Je partage en partie les critiques contre le management d’Unibail (clairement, de grosses erreurs stratégiques ont été faites, notamment l’achat de Westfield), mais je trouve l’augmentation de capital envisagée légitime dans le contexte actuel.
Plusieurs points :
1) La situation de liquidité d’Unibail n’est pas critique, mais pas non plus très confortable. Fin juin, Unibail avait 3,4 milliards € de cash et 9,3 milliards € en lignes de crédit bancaire non utilisées (des lignes non collatéralisées). Mais (a) au cours du 1er semestre, Unibail avait dû tirer sur ces lignes à hauteur de 3,2 milliards € (avant de tout repayer avant fin juin), et (b) comme actionnaire, je préfère que l’entreprise ne se retrouve pas un jour obligée de tirer massivement sur ces lignes et ainsi, à la merci des banques. Officiellement, l’augmentation de capital n’a pas pour objectif d’améliorer la situation de liquidité, mais à mes yeux, ça ne fait pas de mal car ça réduit le risque d’une dépendance aux financements bancaires, dans un contexte de pandémie prolongée.
2) On ne conduit pas une entreprise en faisant du "juste à temps". A mes yeux d’actionnaire, il serait irresponsable d’attendre que le rating soit à BBB- (le dernier échelon de la catégorie investment grade) ou que le LTV soit à 55% pour faire une augmentation de capital - dans des conditions encore plus dilutives qu’aujourd’hui. Manifestement, Unibail a parlé avec les agences de notation, et cela a beaucoup pesé dans la décision de lever du capital.
Avec des ratings actuels de A- (outlook négatif) / Baa1 (outlook stable), la "marge de sécurité" avant de tomber en junk est de 4 et 3 niveaux respectivement. C’est encore presque confortable, mais on connaît le comportement procyclique des agences de notation : si la pandémie devait se prolonger / s’aggraver, les downgrades pourraient aller très vite - a fortiori dans un contexte où bcp d’autres foncières commerciales se font défoncer.
Dire que Moody’s a downgradé Unibail en réponse à ce plan est par ailleurs injuste : l’outlook était négatif, il est passé à stable après ce downgrade, qui intègre la conjoncture difficile et l’annonce du plan.

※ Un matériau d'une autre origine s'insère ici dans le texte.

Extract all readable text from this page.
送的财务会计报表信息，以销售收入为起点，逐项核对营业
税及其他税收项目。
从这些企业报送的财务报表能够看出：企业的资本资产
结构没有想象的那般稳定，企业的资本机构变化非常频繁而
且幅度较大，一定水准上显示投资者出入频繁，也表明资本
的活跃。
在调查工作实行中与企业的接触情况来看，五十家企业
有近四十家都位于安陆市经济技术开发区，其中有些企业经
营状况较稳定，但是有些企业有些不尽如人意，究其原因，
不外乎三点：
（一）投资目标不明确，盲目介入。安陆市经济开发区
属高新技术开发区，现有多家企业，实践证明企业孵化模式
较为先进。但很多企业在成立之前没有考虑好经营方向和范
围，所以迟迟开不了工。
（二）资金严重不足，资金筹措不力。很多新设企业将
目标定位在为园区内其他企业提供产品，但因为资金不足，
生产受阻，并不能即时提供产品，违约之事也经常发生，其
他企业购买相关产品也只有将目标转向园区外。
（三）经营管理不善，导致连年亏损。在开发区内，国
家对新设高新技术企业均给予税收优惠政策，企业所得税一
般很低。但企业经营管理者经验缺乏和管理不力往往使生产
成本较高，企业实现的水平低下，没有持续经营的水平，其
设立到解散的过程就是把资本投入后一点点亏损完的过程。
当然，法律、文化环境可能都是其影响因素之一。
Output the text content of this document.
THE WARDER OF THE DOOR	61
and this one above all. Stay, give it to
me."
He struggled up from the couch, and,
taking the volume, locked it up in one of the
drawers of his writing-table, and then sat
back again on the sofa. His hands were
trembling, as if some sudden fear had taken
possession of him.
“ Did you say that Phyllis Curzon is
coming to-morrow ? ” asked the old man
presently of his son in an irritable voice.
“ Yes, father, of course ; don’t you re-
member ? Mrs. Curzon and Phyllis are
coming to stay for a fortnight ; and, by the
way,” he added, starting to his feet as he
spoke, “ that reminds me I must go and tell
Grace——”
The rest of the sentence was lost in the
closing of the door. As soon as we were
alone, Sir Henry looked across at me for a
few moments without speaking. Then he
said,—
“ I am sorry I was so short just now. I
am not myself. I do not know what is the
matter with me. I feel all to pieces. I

3) On ne change pas du jour au lendemain de base d’investisseurs obligataires. Unibail se finance majoritairement par des obligations non collatéralisées, notamment des Euro Medium Term Notes, a priori essentiellement placées chez des investisseurs institutionnels avec une forte contrainte de rating (IG et pas de junk). Manifestement, les discussions d’Unibail avec ces investisseurs ont aussi conduit à l’annonce du plan. Il est illusoire de penser qu’une entreprise comme Unibail pourrait du jour au lendemain complètement changer de base d’investisseurs, pour de tels montants, a fortiori dans un contexte pandémique où les foncières commerciales ne sont pas exactement à la mode. Quel gestionnaire de fonds institutionnel oserait proposer à son management de commencer à acheter des obligations non sécurisées d’une foncière commerciale avec un risque de downgrade à junk ? C’est juste irréaliste. Unibail doit travailler avec sa base existante d’investisseurs obligataires - qui lui ont manifestement demandé de sécuriser son bilan.
4) Un bilan solide est absolument essentiel au succès des ventes d’actifs. C’est un point crucial : quand une entreprise doit vendre des actifs tout en ayant un pistolet sur la tête, le rapport de forces avec les acheteurs potentiels n’est pas du tout le même… et le prix de vente non plus ! Notre intérêt comme actionnaires est que ces ventes d’actifs se fassent dans des conditions satisfaisantes, en prenant le temps de trouver les bons acheteurs, au bon prix - et non pas d’avoir des fire sales affaiblissant encore un peu plus la solvabilité de l’entreprise. Ce risque d’exécution pour les ventes d’actifs existe aussi en cas de downgrades ou de hausse importante du LTV vers la limite des 60% : les acheteurs potentiels ne sont pas des idiots, ils savent que dans cette situation Unibail serait forcée de vendre le plus vite possible…
5) Si on est passionné de dividendes, il vaut mieux ne pas investir dans Unibail aujourd’hui, à mon avis. A mon sens, les discussions sur le niveau (très, très, très incertain) du dividende ces prochaines années sont à côté de la plaque. Je crois relire les mêmes discussions sur les dividendes de CBL ou d’Intu… Ce qui se joue, c’est la survie de l’entreprise, et c’est ce qui devrait orienter la réflexion et les votes des actionnaires.
Perso, je soutiendrai sans doute l’augmentation de capital, a priori sans y participer et sans pour autant donner mon blanc-seing à un management qui a largement failli à mes yeux.